National Geographic recently featured an article about Tristam Stuart–a man out of the U.K. committed to reducing food waste across Europe and America. Stuart started his campaign against food waste unknowingly when he was only 15. He wanted to raise pigs for a little extra money, and to keep food costs low, he fed them with perfectly consumable food waste and left-overs from local shops and his school kitchen. He realized that the sheer volume of food waste was contributing to massive environmental problems.

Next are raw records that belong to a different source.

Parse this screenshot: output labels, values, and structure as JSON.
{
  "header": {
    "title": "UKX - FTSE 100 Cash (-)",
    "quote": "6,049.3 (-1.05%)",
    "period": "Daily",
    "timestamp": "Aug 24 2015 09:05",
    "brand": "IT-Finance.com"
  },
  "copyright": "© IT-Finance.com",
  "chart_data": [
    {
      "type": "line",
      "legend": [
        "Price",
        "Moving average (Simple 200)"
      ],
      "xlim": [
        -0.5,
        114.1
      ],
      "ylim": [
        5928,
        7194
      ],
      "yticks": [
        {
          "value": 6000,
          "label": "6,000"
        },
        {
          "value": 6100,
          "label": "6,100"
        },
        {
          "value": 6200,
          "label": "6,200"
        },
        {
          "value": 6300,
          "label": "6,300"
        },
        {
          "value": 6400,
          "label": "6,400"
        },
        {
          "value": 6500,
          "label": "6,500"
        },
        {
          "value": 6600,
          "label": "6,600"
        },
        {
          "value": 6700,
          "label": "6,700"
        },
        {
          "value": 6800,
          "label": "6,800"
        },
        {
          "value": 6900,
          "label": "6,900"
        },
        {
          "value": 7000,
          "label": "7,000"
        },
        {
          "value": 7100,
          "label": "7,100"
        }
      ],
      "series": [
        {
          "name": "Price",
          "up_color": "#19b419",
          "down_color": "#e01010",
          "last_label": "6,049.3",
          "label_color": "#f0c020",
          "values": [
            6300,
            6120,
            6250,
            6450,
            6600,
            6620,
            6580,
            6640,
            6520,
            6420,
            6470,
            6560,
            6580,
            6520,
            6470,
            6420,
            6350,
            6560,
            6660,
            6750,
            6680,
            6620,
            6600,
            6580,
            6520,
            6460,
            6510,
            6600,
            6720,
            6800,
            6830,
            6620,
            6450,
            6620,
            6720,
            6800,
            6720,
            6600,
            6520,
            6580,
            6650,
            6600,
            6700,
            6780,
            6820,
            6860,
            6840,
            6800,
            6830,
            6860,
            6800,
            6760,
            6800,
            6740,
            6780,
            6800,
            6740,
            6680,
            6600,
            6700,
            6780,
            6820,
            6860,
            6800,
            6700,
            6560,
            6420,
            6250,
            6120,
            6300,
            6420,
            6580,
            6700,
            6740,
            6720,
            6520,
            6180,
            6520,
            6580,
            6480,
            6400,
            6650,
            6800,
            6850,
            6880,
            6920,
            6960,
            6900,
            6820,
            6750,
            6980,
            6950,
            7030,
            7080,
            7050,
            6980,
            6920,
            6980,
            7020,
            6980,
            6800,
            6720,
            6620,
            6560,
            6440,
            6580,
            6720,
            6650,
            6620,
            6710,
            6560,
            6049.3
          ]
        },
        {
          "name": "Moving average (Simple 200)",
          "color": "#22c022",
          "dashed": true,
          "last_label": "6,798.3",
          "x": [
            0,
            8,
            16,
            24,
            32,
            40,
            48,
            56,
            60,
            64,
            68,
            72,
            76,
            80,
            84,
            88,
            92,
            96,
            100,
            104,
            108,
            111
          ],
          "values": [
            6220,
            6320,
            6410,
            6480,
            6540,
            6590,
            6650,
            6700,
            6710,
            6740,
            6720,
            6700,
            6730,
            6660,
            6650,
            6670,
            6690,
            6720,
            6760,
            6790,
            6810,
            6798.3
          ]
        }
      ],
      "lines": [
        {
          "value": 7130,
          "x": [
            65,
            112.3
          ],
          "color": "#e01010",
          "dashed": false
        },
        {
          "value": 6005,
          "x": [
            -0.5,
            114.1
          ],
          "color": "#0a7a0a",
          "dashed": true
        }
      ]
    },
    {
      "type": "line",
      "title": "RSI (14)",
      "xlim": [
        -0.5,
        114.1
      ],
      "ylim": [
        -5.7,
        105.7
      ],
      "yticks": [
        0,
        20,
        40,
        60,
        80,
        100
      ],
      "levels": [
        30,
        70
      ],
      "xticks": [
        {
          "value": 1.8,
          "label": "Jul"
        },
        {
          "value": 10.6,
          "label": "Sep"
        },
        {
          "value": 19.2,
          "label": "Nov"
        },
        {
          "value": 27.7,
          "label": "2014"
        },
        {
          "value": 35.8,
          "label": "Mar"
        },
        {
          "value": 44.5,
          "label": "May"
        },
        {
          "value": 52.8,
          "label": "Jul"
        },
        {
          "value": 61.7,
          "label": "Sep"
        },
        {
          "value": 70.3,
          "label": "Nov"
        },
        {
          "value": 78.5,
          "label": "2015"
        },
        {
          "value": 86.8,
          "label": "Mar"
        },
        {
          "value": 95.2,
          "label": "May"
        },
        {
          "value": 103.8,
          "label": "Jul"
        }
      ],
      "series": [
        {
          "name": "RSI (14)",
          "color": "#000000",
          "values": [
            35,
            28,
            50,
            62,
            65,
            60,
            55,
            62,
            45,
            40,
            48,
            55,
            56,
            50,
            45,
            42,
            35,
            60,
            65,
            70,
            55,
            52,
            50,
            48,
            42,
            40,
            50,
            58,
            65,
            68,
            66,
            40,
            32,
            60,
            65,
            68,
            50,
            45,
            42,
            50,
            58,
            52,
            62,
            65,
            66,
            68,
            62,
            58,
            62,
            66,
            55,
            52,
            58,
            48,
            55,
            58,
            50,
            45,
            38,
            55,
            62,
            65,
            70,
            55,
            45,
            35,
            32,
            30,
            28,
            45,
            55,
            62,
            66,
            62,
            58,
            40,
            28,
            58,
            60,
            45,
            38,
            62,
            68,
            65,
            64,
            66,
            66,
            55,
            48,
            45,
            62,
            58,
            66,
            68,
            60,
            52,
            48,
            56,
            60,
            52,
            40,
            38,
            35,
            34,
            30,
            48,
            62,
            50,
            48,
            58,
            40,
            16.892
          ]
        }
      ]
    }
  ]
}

Flash-foward 22 years, now Stewart spends his days in a grass roots campaign to reduce food waste in Britain, convince grocery stores to reduce their aesthetic requirements on food, and raise awareness about the environmental impact food waste causes. In the article, he is quoted, “Producing this huge surplus leads to deforestation, depleted water supplies, massive fossil fuel consumption, and biodiversity loss,” Stuart says. “Excess food decomposing in landfills accounts for 10 percent of greenhouse gas emissions by wealthy nations.” If that’s not enough, he mentions that each day, thousands of pounds of food are “wasted” in production methods in countries where people aren’t getting enough food–all so we can get perfect looking green beans.
One of the coolest reductions in food waste that Stuart advocates is called the Pig Project. He is working to have the laws changed that restrict what we can feed pigs–namely, leftover food scraps and otherwise wasted food. He notes that America alone ships in “millions of tons of soy from South America to feed pigs,” when we should be feeding them the stale bread, etc. that would otherwise be destined for the landfills..
I am all for any efforts that help us to use our resources more effectively. In this day and age, we shouldn’t have malnourished people–or people unable to afford healthy whole foods. Our landfills shouldn’t be littered with food scraps at all. There are TONS of perfectly viable solutions to making sure we get the most out of each morsel, whether we donate to food kitchens, get over our love of the perfect “looking” foods, feed left-overs to live stock…or even on a last ditch effort, compost the leftovers into usable goodness to grow more.
I think the best place to start is our own kitchens. What do YOU do to reduce food waste? What areas could you improve on?